The Magic Stocks In A Dividend Portfolio

The more I study investing, the more I realize that one initial impression that I had about the stock market in general, and index funds in particular, turns out to be wrong: When I would look at index funds that returned 10% over a particular period, I initially assumed that most of the stocks delivered returns similar to that 10% mark—I figured most would clump together in the 8% to 12% range, and sure, you’d have a few outliers.

 The more I dive into understanding stock market returns, the more I realize that there are often very focused “magic stocks” that are responsible for most of the results. For instance, when you look at Jeremy Siegel’s study of the top quintile of dividend stocks delivering the best total returns over the super long term, it is important to understand that one particular company—the old Philip Morris—played a key role in carrying the top quintile of highest-yielding dividend stocks to deliver the superior long-term returns that get written about.

In 1972, the brokerage house Kidder-Peabody put out its list of the now famous “Nifty Fifty” stocks that you could buy, take the stock certificate, put it in the bank, and then never think about it again. A lot of those companies were overvalued significantly in 1972, and the list writers had the unfortunate timing of writing it in the year preceding the ’73-’74 stock market crash that made them the subject of mockery (although I return fire by mocking those who call themselves long-term investors and then talk about isolated one or two year returns).

People who bought the Nifty Fifty at the time of the recommendation in 1972 did quite well, but it is important to understand that it is not because they all dominated, but rather, Wal-Mart was part of the Nifty Fifty companies chosen, per Forbes in 1996:

 Still, you would have made good money putting equal amounts of capital into each of the 50 stocks on that Kidder, Peabody list in December 1972 and holding on for 23 years. The reason can be summed up in two syllables: Wal-Mart. This winner is up 15,854%. That is over ten times the gain in the next-best long-term holding, Hewlett-Packard.

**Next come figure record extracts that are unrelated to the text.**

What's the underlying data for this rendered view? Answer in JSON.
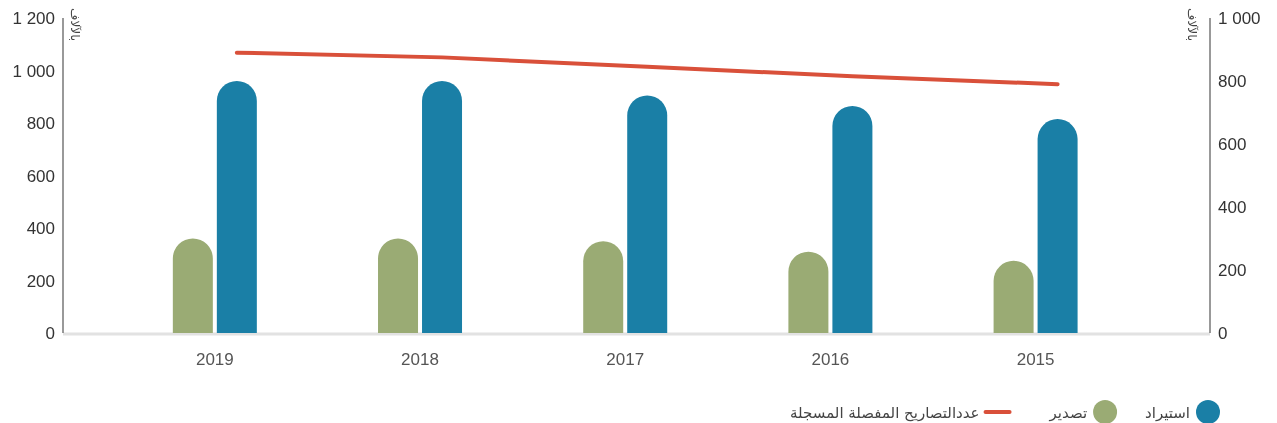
{
  "chart_data": {
    "type": "bar",
    "categories": [
      "2019",
      "2018",
      "2017",
      "2016",
      "2015"
    ],
    "series": [
      {
        "name": "تصدير",
        "color": "#9aab74",
        "values": [
          360,
          360,
          350,
          310,
          275
        ]
      },
      {
        "name": "استيراد",
        "color": "#1a7fa6",
        "values": [
          960,
          960,
          905,
          865,
          815
        ]
      },
      {
        "name": "عددالتصاريح المفصلة المسجلة",
        "type": "line",
        "axis": "y2",
        "color": "#d9503a",
        "values": [
          890,
          875,
          845,
          815,
          790
        ]
      }
    ],
    "ylabel": "بالآلاف",
    "y2label": "بالآلاف",
    "ylim": [
      0,
      1200
    ],
    "yticks": [
      0,
      200,
      400,
      600,
      800,
      {
        "value": 1000,
        "label": "1 000"
      },
      {
        "value": 1200,
        "label": "1 200"
      }
    ],
    "y2lim": [
      0,
      1000
    ],
    "y2ticks": [
      0,
      200,
      400,
      600,
      800,
      {
        "value": 1000,
        "label": "1 000"
      }
    ],
    "legend": "bottom right",
    "grid": false
  }
}
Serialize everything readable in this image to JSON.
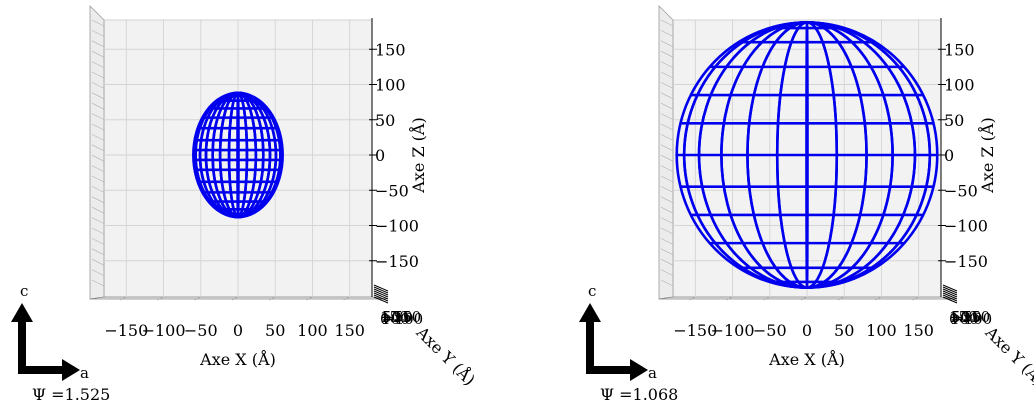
{
  "chart_data": [
    {
      "type": "3d-wireframe",
      "title": "",
      "xlabel": "Axe X (Å)",
      "ylabel": "Axe Y (Å)",
      "zlabel": "Axe Z (Å)",
      "view": "looking along Y axis (X–Z projection)",
      "xlim": [
        -180,
        180
      ],
      "zlim": [
        -180,
        180
      ],
      "x_ticks": [
        -150,
        -100,
        -50,
        0,
        50,
        100,
        150
      ],
      "z_ticks": [
        -150,
        -100,
        -50,
        0,
        50,
        100,
        150
      ],
      "y_tick_labels_overlapping": [
        "150",
        "100",
        "50",
        "0",
        "−50",
        "−100",
        "−150"
      ],
      "grid": true,
      "shape": "ellipsoid",
      "semi_axis_x": 60,
      "semi_axis_z": 88,
      "center": [
        0,
        0,
        0
      ],
      "meridian_x_positions": [
        -57,
        -51,
        -43,
        -34,
        -24,
        -12,
        0,
        12,
        24,
        34,
        43,
        51,
        57
      ],
      "parallel_z_positions": [
        -84,
        -77,
        -66,
        -53,
        -38,
        -21,
        -7,
        7,
        21,
        38,
        53,
        66,
        77,
        84
      ],
      "wire_color": "#0000ee",
      "axis_indicator": {
        "up_label": "c",
        "right_label": "a"
      },
      "psi_label": "Ψ =1.525"
    },
    {
      "type": "3d-wireframe",
      "title": "",
      "xlabel": "Axe X (Å)",
      "ylabel": "Axe Y (Å)",
      "zlabel": "Axe Z (Å)",
      "view": "looking along Y axis (X–Z projection)",
      "xlim": [
        -180,
        180
      ],
      "zlim": [
        -180,
        180
      ],
      "x_ticks": [
        -150,
        -100,
        -50,
        0,
        50,
        100,
        150
      ],
      "z_ticks": [
        -150,
        -100,
        -50,
        0,
        50,
        100,
        150
      ],
      "y_tick_labels_overlapping": [
        "150",
        "100",
        "50",
        "0",
        "−50",
        "−100",
        "−150"
      ],
      "grid": true,
      "shape": "sphere",
      "semi_axis_x": 175,
      "semi_axis_z": 188,
      "center": [
        0,
        0,
        0
      ],
      "meridian_x_positions": [
        -165,
        -145,
        -115,
        -80,
        -40,
        0,
        40,
        80,
        115,
        145,
        165
      ],
      "parallel_z_positions": [
        -180,
        -160,
        -125,
        -85,
        -45,
        0,
        45,
        85,
        125,
        160,
        180
      ],
      "wire_color": "#0000ee",
      "axis_indicator": {
        "up_label": "c",
        "right_label": "a"
      },
      "psi_label": "Ψ =1.068"
    }
  ]
}
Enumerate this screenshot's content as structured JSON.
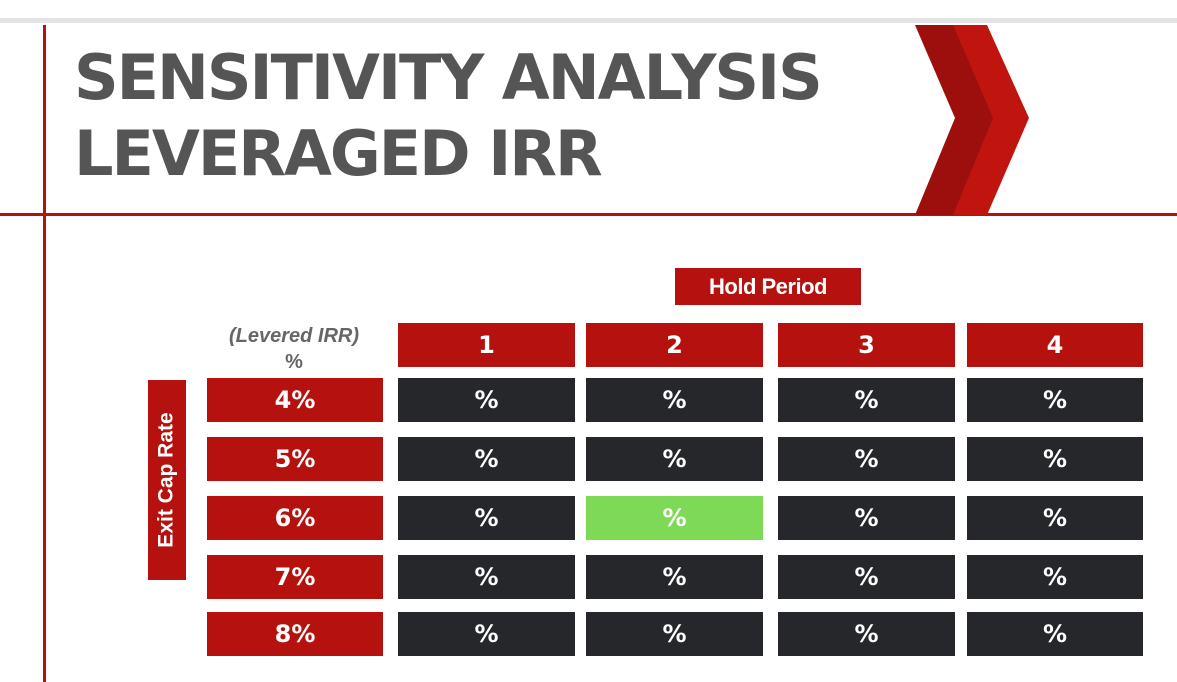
{
  "title": {
    "line1": "SENSITIVITY ANALYSIS",
    "line2": "LEVERAGED IRR"
  },
  "hold_period_label": "Hold Period",
  "levered_irr_label": {
    "line1": "(Levered IRR)",
    "line2": "%"
  },
  "exit_cap_rate_label": "Exit Cap Rate",
  "columns": [
    "1",
    "2",
    "3",
    "4"
  ],
  "rows": [
    {
      "label": "4%",
      "cells": [
        "%",
        "%",
        "%",
        "%"
      ]
    },
    {
      "label": "5%",
      "cells": [
        "%",
        "%",
        "%",
        "%"
      ]
    },
    {
      "label": "6%",
      "cells": [
        "%",
        "%",
        "%",
        "%"
      ]
    },
    {
      "label": "7%",
      "cells": [
        "%",
        "%",
        "%",
        "%"
      ]
    },
    {
      "label": "8%",
      "cells": [
        "%",
        "%",
        "%",
        "%"
      ]
    }
  ],
  "highlighted_cell": {
    "row": 2,
    "col": 1
  },
  "colors": {
    "accent_red": "#b5120f",
    "dark_red": "#9c0f0d",
    "cell_dark": "#26272b",
    "highlight_green": "#7ed957",
    "title_gray": "#555555"
  }
}
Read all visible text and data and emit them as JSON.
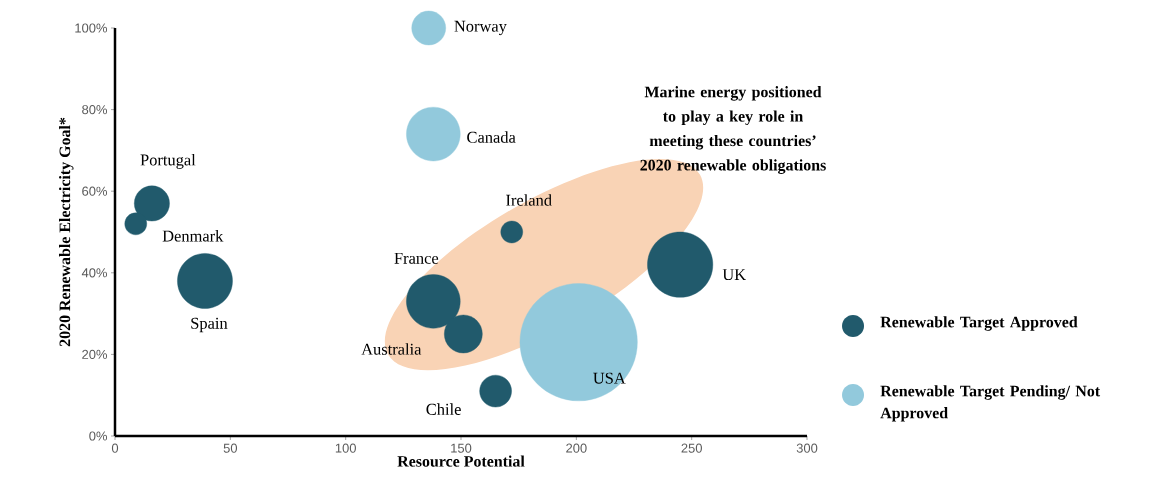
{
  "chart_data": {
    "type": "bubble",
    "xlabel": "Resource Potential",
    "ylabel": "2020 Renewable Electricity Goal*",
    "xlim": [
      0,
      300
    ],
    "ylim": [
      0,
      100
    ],
    "xticks": [
      0,
      50,
      100,
      150,
      200,
      250,
      300
    ],
    "yticks": [
      {
        "value": 0,
        "label": "0%"
      },
      {
        "value": 20,
        "label": "20%"
      },
      {
        "value": 40,
        "label": "40%"
      },
      {
        "value": 60,
        "label": "60%"
      },
      {
        "value": 80,
        "label": "80%"
      },
      {
        "value": 100,
        "label": "100%"
      }
    ],
    "legend": "right",
    "series": [
      {
        "name": "Renewable Target Approved",
        "color": "#215a6c",
        "x": [
          16,
          9,
          39,
          138,
          151,
          172,
          245,
          165
        ],
        "values": [
          57,
          52,
          38,
          33,
          25,
          50,
          42,
          11
        ],
        "sizes": [
          0.09,
          0.035,
          0.22,
          0.21,
          0.105,
          0.035,
          0.31,
          0.074
        ]
      },
      {
        "name": "Renewable Target Pending/ Not Approved",
        "color": "#92c9dc",
        "x": [
          136,
          138,
          201
        ],
        "values": [
          100,
          74,
          23
        ],
        "sizes": [
          0.084,
          0.21,
          1
        ]
      }
    ],
    "annotations": [
      "Marine energy positioned to play a key role in meeting these countries’ 2020 renewable obligations",
      {
        "text": "Portugal",
        "x": 16,
        "y": 57
      },
      {
        "text": "Denmark",
        "x": 9,
        "y": 52
      },
      {
        "text": "Spain",
        "x": 39,
        "y": 38
      },
      {
        "text": "France",
        "x": 138,
        "y": 33
      },
      {
        "text": "Australia",
        "x": 151,
        "y": 25
      },
      {
        "text": "Ireland",
        "x": 172,
        "y": 50
      },
      {
        "text": "UK",
        "x": 245,
        "y": 42
      },
      {
        "text": "Chile",
        "x": 165,
        "y": 11
      },
      {
        "text": "Norway",
        "x": 136,
        "y": 100
      },
      {
        "text": "Canada",
        "x": 138,
        "y": 74
      },
      {
        "text": "USA",
        "x": 201,
        "y": 23
      }
    ]
  }
}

So there’s something flukish in the results. Had Kidder omitted that one stock from its list–or had the Nifty Fifty investor sold Wal-Mart in, say, 1980, after a severalfold gain–the picture would be very different.

The numbers: If you had invested $1000 in each of the 50 Kidder stocks, your $50,000 would have turned into $427,000. An investment of $50,000 in the S&P 500 would have become just $276,000. But leave Wal-Mart off the list, and the not so nifty 49 merely ties the S&P. (Our computations exclude dividends but include gains earned from investing cash collected in mergers.)

Besides Wal-Mart, eight stocks on 1972′s list gained 1,000% or more. But 30 of them did worse than the market. One went all the way to zero: Standard Brands Paint slid into bankruptcy in 1993.

Other times, the exclusion of a particular stock can make the index returns be much worse than what they would otherwise be, as the Dow Jones removed IBM from its index during the WWII era. The data back then on the specifics is a bit murky, but this New York Times article gets the general point across:

 Perhaps the most celebrated illustration of the Dow’s failure to represent the overall market traces back to a 1939 decision to delete International Business Machines from the Dow 30 list. I.B.M. wasn’t restored to the index until 1979. Norman Fosback, editor of Fosback’s Fund Forecaster newsletter, has estimated that the Dow would have been more than twice as high in 1979 had I.B.M. stayed in the index continuously.

It’s unclear when the Dow would have returned to its 1929 pre-crash high had I.B.M. not been deleted in 1939. In response to a request, an analyst at the indexes division of Dow Jones said that it was unable to determine the answer. But because I.B.M.’s stock was one of the best performers during the 1940s, greatly outpacing the Dow itself, it’s certain that its inclusion would have markedly accelerated the index’s recovery.

Without Altria, the studies on the top quintile of dividend stocks long-term performance would be much more disappointing. Without Wal-Mart, the long-term results of the Nifty Fifty lose their luster (as a cross lesson, the reason the Nifty Fifty didn’t work is because those companies traded at 40x and 50x earnings, much higher than market averages, and that is why high-quality assets did not outperform). And with IBM, the Dow Jones would have performed much better over the middle of the 20th century.

Making decisions because you want high yield, or because most stocks in a particular subcategory tend to do well, can be a recipe for much worse results than you would initially anticipate. It’s often a small handful of companies that do the heavy lifting. If you are interested in doing something like outperforming the S&P 500 Index Fund, then you need to find assets like Visa, Disney, and Becton Dickinson, and hold them for 20+ years. It’s about finding high earnings per share growth rates that are sustainable for a long period and purchasing them at fair (or even cheap if you’re lucky) prices. That’s the hard part, but if you succeed, it will change your life.